Another area where the government falls short is explaining just how users became infected in the first place, saying only “Victims’ computers became infected with the malware when they visited certain websites or downloaded certain software to view videos online.” The government hasn’t yet specified precisely which “certain websites” or video software installed the malware. TPM has reached out to the Justice Department for further information and will update when we receive a response.

The investigation itself didn’t start until two years ago, when NASA discovered the malware on more than 100 computers, according to NASA Inspector General Paul Martin, Bloomberg reported. Martin also said that NASA had yet to find any evidence that “affected operations or compromised its scientific research,” according to Bloomberg.

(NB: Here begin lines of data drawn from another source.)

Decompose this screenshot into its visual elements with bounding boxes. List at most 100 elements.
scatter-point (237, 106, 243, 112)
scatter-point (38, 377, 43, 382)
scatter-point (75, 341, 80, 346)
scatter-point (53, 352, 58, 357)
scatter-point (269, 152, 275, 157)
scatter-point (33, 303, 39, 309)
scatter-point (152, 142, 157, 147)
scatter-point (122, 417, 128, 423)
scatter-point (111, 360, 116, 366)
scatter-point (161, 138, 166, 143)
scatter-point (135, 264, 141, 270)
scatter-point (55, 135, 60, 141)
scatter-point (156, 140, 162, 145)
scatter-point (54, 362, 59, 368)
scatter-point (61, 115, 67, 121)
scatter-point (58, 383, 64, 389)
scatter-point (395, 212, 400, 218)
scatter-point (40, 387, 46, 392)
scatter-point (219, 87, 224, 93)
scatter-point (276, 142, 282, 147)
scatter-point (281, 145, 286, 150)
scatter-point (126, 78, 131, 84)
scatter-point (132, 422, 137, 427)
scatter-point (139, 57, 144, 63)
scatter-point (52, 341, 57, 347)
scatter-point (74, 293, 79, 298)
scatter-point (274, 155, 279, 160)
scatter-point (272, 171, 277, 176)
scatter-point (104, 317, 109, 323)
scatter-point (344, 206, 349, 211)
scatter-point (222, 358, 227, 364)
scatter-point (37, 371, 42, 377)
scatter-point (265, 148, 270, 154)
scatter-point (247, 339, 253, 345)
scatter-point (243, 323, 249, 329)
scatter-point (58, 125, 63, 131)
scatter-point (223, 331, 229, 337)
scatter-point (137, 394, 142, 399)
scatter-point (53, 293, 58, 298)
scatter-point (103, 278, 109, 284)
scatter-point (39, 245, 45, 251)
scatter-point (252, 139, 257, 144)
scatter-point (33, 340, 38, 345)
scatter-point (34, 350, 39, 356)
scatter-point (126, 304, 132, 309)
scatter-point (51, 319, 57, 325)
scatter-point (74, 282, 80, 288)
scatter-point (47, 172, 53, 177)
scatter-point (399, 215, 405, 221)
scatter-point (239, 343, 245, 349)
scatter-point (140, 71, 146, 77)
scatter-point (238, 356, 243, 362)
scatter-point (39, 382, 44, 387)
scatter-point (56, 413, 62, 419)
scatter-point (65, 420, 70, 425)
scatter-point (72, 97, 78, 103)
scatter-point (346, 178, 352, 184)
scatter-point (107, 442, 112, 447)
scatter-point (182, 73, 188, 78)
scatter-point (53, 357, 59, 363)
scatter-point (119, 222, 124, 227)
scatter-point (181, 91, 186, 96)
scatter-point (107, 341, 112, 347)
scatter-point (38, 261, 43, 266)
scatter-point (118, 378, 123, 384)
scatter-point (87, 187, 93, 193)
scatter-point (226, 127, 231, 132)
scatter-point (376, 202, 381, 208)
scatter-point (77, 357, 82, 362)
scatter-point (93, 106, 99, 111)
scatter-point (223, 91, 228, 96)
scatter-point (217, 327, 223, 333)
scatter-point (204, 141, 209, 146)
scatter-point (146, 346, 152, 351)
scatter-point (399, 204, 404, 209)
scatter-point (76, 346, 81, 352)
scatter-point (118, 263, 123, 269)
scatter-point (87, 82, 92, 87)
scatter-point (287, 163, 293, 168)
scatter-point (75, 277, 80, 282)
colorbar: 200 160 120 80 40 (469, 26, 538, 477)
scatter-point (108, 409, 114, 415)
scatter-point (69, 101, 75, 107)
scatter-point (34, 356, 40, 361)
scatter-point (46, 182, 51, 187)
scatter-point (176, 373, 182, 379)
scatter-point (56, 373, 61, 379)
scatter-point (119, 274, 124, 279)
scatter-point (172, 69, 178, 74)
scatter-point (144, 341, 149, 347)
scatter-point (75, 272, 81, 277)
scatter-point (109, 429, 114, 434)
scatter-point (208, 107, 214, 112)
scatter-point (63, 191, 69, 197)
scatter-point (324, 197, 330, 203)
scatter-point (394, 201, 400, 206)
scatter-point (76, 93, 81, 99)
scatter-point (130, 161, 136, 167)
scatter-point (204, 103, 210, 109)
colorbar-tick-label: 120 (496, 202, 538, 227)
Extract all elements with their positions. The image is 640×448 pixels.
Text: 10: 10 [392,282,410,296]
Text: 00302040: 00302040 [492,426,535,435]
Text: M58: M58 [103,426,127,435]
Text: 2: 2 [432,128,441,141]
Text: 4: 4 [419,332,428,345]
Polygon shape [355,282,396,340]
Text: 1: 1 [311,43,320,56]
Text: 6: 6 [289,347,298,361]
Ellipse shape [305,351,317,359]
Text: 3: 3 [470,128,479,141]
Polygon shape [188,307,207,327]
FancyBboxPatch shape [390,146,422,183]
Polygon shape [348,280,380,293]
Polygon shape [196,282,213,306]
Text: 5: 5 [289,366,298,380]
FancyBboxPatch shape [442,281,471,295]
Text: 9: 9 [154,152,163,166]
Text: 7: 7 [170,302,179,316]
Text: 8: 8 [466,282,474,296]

Still, the admission is an eyebrow raiser given NASA’s recent admission in October that it suffered two “suspicious events” with one of its satellites named earlier in a Congressional advisory panel report draft that alleges someone hacked that satellite and another U.S. government satellite from the ground, possibly following Chinese military writings.

There’s nothing yet connecting this malware fraud case and the other NASA satellite hacking reports, but TPM has reached out to NASA for more information and will update when we receive a response. In any case, both cases are worrisome indicators of NASA’s overall cybersecurity.

Correction: This post’s headline originally incorrectly identified the amount earned by the fraudsters as “$14B” instead of “$14M.” We’ve since corrected the information. We regret the error.